So, if you’ve checked out my About page, you’ll know I’m obsessive-compulsive (diagnosed) and chronic depressive. (I also have some traits that match up with ADHD. The long and the short of it is, put me in a room with folks with social/mood disorders of any type, and I’ll relate to everyone at least a little bit.)
And I wear out. You can set a clock by it–after four or five years, I hit a wall. Burnout, anxiety, and depression take over; my living space falls apart; I feel lost and frustrated; I can’t focus or plan. Everything’s overwhelming and tiring. I’m exhausted no matter how long or well I sleep.

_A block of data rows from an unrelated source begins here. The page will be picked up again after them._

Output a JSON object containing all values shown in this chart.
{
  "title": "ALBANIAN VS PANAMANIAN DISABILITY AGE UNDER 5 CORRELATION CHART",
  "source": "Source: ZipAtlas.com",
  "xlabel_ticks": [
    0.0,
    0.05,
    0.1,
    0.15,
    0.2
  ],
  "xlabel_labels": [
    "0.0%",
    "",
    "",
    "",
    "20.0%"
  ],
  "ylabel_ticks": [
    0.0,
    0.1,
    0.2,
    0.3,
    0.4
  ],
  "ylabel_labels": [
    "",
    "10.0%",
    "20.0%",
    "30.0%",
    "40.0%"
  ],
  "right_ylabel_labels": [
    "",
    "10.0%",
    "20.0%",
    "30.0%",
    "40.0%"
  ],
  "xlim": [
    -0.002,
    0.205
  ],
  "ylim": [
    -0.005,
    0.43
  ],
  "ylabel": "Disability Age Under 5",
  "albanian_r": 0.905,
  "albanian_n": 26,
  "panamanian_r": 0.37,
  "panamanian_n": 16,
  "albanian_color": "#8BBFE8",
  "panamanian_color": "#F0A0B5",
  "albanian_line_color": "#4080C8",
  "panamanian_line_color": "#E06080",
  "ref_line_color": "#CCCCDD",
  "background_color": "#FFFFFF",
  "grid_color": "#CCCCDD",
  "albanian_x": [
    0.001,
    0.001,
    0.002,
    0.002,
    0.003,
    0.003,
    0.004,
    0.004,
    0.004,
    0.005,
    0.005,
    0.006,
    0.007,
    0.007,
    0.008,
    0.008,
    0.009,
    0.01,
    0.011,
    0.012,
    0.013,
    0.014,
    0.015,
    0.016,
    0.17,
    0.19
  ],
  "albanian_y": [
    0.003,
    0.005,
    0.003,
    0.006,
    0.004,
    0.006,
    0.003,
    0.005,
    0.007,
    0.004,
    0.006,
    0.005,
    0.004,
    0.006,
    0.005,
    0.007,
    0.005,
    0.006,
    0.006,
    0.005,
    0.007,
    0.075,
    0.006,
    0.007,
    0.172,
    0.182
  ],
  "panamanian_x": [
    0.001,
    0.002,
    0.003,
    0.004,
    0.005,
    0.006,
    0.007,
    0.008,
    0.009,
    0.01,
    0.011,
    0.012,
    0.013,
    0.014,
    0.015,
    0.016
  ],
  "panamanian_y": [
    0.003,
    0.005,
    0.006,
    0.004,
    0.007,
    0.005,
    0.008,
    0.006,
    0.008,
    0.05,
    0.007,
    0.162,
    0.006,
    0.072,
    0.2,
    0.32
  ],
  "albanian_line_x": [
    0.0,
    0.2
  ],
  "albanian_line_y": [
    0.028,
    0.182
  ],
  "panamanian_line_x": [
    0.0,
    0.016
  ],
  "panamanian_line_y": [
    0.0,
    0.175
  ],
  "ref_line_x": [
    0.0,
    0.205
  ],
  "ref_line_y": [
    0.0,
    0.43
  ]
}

Not good for work, obviously.
In the past, I’ve kept going until I crashed and burned, hitting the health-crisis wall. Weeks or months later, I get up and start over, hoping it won’t happen again.
It does, of course. And it’s been about five years since my last crash. I’ve felt the next one coming for at least eight months now, right after my stamina was depleted by helping run a massive conference. I’ve tried short breaks (a week), med tweaks (I’m taking Welbutrin XL now, which has helped! And also is part of why I’m now considering that, with my lack of ability to plan and fractured attention span, ADHD may be an issue…), letting people at work know about my depression and burnout…
Nothing’s helped. The crash keeps coming.
So I’ve done something new. This time, I’ve decided to be proactive. I asked work if I could use all of my vacation hours at once, plus, with my medical professionals’ support, several sick days. They granted permission, and I’ve just started a full three weeks off.
I’m going to use this time to start building back up from the bottom. First, I want to address my anxiety and the possibility of ADHD. If I’ve been misdiagnosed for most of my life, and depression and OCD symptoms were either comorbid or caused by struggling with undiagnosed ADHD–I don’t know. I’ll have to rework my identity again to think of myself as ADHD, not OCD. I’ll need to educate myself on a disorder I don’t know much about. I’ll have to work with my psychiatrist and therapist to see if they’ll help me explore alternative drugs and therapy techniques; I may need to find a new psychiatrist to focus on that with.
And I have to keep a job. That’s the big one. How do I do that around this? I’m going to have a *lot* of work to do, and it’s hard enough for me to focus on big jobs even when I only have one or two to focus on…
I’ll get it done. If it can help, and I can feel like I can plan and focus, and if that’s what’s been causing me pain for so long… I’ll get it done.
Woo, mental health. I wish I had a neurotypical brain. I love my ability to daydream intensely and to learn languages and pick up certain other skills quickly, but… If I could plan and focus and wasn’t anxious all the time… That would be so nice.